My original plan was: fly to Perth for the week, and during that week, saunter into their office with some vague hand-waving and wander out with a cheque for squillions of dollars. That’s how some folk in Silicon Valley seem to do it: why not me?

The part of me which is most like my father decided that perhaps I could do just a smidge of background reading; the part of me which used to be a law student heartily agreed. So I bought Venture Deals to get the background.

So: the book.

The meat of the book is a discussion of the Term Sheet, a document which usually embodies the key points of agreement when a venture capital investment is made. The authors helpfully point out that term sheet clauses fall into three categories: economics, control, and other. The first two are important.

The book takes a tour of these different clauses, exposing in particular the trickier bits of boilerplate that a VC might try to slip in. Parts of this are very detailed — the sort of thing that’d be clearer with an actual offer from an actual VC.

Also covered is a useful discussion of the tactics and timing matters of negotiating, an illuminating discussion of the internal structure and dynamics of venture capital firms and a chapter on Letters of Intent — a cousin of the term sheet sent when another company offers to buy yours out.
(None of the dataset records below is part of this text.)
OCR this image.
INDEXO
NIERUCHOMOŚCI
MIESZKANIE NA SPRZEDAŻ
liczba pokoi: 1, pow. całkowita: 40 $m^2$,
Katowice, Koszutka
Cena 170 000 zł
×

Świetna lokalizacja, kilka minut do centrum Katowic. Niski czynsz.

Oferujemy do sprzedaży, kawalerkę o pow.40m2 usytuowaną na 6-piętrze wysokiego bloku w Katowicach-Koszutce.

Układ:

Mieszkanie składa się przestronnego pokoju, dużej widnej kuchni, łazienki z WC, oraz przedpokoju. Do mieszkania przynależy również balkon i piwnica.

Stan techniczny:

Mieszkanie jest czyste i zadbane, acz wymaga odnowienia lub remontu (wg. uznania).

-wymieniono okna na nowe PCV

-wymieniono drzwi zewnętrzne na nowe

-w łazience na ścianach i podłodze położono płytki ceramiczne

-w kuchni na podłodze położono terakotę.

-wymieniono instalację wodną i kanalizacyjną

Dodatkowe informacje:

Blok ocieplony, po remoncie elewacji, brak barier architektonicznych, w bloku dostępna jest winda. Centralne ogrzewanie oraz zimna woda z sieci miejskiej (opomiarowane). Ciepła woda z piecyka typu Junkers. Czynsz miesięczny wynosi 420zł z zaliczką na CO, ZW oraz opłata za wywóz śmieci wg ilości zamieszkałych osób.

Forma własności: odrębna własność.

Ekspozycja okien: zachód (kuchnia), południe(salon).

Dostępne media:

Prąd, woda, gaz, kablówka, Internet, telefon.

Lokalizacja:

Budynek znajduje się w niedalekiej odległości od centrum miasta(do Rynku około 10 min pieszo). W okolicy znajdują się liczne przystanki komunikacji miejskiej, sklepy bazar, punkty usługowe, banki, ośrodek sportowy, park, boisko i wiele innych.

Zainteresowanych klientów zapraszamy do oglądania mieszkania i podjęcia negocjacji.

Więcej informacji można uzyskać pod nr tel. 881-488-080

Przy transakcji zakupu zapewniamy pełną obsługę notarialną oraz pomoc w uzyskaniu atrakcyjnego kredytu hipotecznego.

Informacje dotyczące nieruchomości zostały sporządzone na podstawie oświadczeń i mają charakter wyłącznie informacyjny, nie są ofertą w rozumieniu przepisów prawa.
Unsurprisingly, the book is totally US-centric. Most VC firms are in the USA, most companies who take VC funding eventually incorporate in the USA and operate under US laws. Nevertheless, I think the authors might have made a clearer distinction between what is done in VC everywhere, and those particulars applying to US-based companies only.


Self-published books sometimes need more loving attention than they receive. This one is actually pretty reasonable — I didn’t notice any typos or egregious grammos. There were some sections where massaging the explanations might have helped me to get a clearer understanding of the process in hand.

One thing that would make a nice addition to a future edition would be a charts detailing common negotiation lifecycles and flow charts for trading off different clauses. Flow charts and diagrammatic representations are tools I have found very useful both when studying law and in my daily work as an analyst/programmer. Sometimes you need a picture to know what’s happening.

The most important thing

What I really took away from this book is: it’s too soon for me to be worrying about venture capital. I should be looking at raising money in smaller amounts from a different class of investor.

However, if you’re a US-based company looking for funds from a US-based venture capital firm, I think this book would provide a short, useful introduction to the issues.